Blinding (masking): in an experimental study, refers to whether patients, clinicians providing an intervention, people assessing outcomes, and/or data analysts were aware or unaware of the group to which patients were assigned. In the methods section of Evidence-Based Nursing abstracts of treatment studies, the study is identified as blinded, with specification of who was blinded; unblinded, if all parties were aware of patients’ group assignments; or unclear if the authors did not report or provide us with an indication of who was aware or unaware of patients’ group assignments.

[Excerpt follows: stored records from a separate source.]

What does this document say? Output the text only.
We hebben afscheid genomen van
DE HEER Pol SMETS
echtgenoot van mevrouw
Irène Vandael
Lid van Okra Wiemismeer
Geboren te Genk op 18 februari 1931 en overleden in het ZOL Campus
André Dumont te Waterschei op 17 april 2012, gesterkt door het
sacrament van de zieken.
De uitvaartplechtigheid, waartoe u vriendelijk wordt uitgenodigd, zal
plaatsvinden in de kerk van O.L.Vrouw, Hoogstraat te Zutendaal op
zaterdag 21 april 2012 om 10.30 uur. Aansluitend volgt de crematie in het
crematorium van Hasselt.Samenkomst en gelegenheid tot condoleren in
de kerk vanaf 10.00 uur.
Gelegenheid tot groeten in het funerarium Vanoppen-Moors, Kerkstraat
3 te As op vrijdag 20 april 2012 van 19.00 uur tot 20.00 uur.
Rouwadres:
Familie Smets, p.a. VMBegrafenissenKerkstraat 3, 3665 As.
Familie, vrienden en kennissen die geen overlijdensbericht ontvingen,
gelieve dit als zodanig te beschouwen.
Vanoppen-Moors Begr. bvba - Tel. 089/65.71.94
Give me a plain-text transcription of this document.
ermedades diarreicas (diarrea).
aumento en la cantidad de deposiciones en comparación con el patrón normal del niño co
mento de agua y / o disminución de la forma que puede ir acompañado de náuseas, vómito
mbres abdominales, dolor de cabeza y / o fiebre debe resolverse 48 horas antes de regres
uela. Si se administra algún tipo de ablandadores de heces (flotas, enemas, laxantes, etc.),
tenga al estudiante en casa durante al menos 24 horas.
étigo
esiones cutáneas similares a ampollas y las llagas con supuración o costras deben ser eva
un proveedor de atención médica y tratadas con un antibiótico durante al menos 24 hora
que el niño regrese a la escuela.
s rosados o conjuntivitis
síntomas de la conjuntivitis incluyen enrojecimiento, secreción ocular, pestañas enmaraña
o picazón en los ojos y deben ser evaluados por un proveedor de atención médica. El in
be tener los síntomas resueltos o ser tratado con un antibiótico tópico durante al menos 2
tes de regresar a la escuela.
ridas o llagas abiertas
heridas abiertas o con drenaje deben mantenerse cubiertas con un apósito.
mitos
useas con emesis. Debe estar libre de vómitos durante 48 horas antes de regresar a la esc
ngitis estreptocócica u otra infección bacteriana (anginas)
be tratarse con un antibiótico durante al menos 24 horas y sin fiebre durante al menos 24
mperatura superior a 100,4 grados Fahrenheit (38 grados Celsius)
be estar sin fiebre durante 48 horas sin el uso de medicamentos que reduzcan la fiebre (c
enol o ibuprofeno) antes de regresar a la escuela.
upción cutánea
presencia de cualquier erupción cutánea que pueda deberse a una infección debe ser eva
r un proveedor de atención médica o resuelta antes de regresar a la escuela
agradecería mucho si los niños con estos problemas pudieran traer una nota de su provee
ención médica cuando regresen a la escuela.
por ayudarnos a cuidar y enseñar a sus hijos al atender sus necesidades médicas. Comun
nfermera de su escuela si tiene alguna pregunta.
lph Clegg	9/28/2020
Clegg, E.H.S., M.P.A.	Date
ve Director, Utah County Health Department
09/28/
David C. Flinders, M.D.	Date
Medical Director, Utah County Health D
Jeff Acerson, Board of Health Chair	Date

Concealment of randomisation: concealment of randomisation is specified in the methods section of Evidence-Based Nursing abstracts of treatment studies as follows: allocation concealed (deemed to have taken adequate measures to conceal allocation to study group assignments from those responsible for assessing patients for entry in the trial [ie, central randomisation; sequentially numbered, opaque, sealed envelopes; sealed envelopes from a closed bag; numbered or coded bottles or containers; drugs prepared by the pharmacy; or other descriptions that contain elements convincing of concealment]); allocation not concealed (deemed to have not taken adequate measures to conceal allocation to study group assignments from those responsible for assessing patients for entry in the trial [ie, no concealment procedure was undertaken, sealed envelopes that were not opaque or were not sequentially numbered, or other descriptions that contained elements not convincing of concealment]); unclear allocation concealment (the authors did not report or provide a description of an allocation concealment approach that allowed for the classification as concealed or not concealed).

Confidence interval (CI): quantifies the uncertainty in measurement; usually reported as 95% CI, which is the range of values within which we can be 95% sure that the true value for the whole population lies.

Confounder1: a variable that affects the observed relation between 2 other variables (eg, alcohol is related to lung cancer, but does not cause the disease; instead, both alcohol and lung cancer are related to smoking, and it is smoking that causes lung cancer).

Effect size2: a measure of effect that is typically used for continuous data when different scales are used to measure an outcome and is usually defined as the difference in means between the intervention and control groups divided by the standard deviation of the control or both groups; it can be used for combining results across studies in a meta-analysis.

Fixed-effect model2: gives a summary estimate of the magnitude of effect in meta-analysis. It takes into account within-study variation but not between-study variation and hence is usually not used if there is significant heterogeneity.

Hazard ratio3: the weighted relative risk over the entire study period; often reported in the context of survival analysis

Heterogeneity2: the degree to which the effect estimates of individual studies in a meta-analysis differ significantly.

Incremental cost-effectiveness ratio (ICER)4: the ratio of the difference in costs over the difference in outcomes for the interventions being compared

Intention-to-treat analysis (ITT): all patients are analysed in the groups to which they were randomised, even if they failed to complete the intervention or received the wrong intervention.

Number needed to harm (NNH)5: number of patients who, if they received the experimental treatment, would lead to 1 additional person being harmed compared with patients who receive the control treatment; this is calculated as 1/absolute risk increase (rounded to the next whole number), accompanied by the 95% confidence interval.

Number needed to treat (NNT): number of patients who need to be treated to prevent 1 additional negative event (or to promote 1 additional positive event); this is calculated as 1/absolute risk reduction (rounded to the next whole number), accompanied by the 95% confidence interval.

Power6: the ability of a study to detect an actual effect or difference between groups; it has to do with the adequacy of sample size. Before a study begins, researchers often calculate the number of participants required to detect a difference between 2 groups. If a study has insufficient power (ie, sample size is too small), actual differences between groups may not be detected.

Random-effect model2: gives a summary estimate of the magnitude of effect in meta-analysis. It takes into account both within-study and between-study variance and gives a wider confidence interval to the estimate than a fixed-effects model if there is significant between-study variation.

Relative benefit increase (RBI): the proportional increase in the rates of good events between experimental and control participants; it is reported as a percentage (%).

Relative benefit reduction (RBR): the proportional decrease in rates of good events between experimental and control participants; it is reported as a percentage (%).

Relative risk increase (RRI): the proportional increase in bad outcomes between experimental and control participants; it is reported as a percentage (%).

Relative risk reduction (RRR): the proportional reduction in bad outcomes between experimental and control participants; it is reported as a percentage (%).

Weighted mean difference2: in a meta-analysis, used to combine outcomes measured on continuous scales (eg, height), assuming that all trials measured the outcome on the same scale; the mean, standard deviation, and sample size of each group are known, and weight given to each trial is determined by the precision of its estimate of effect.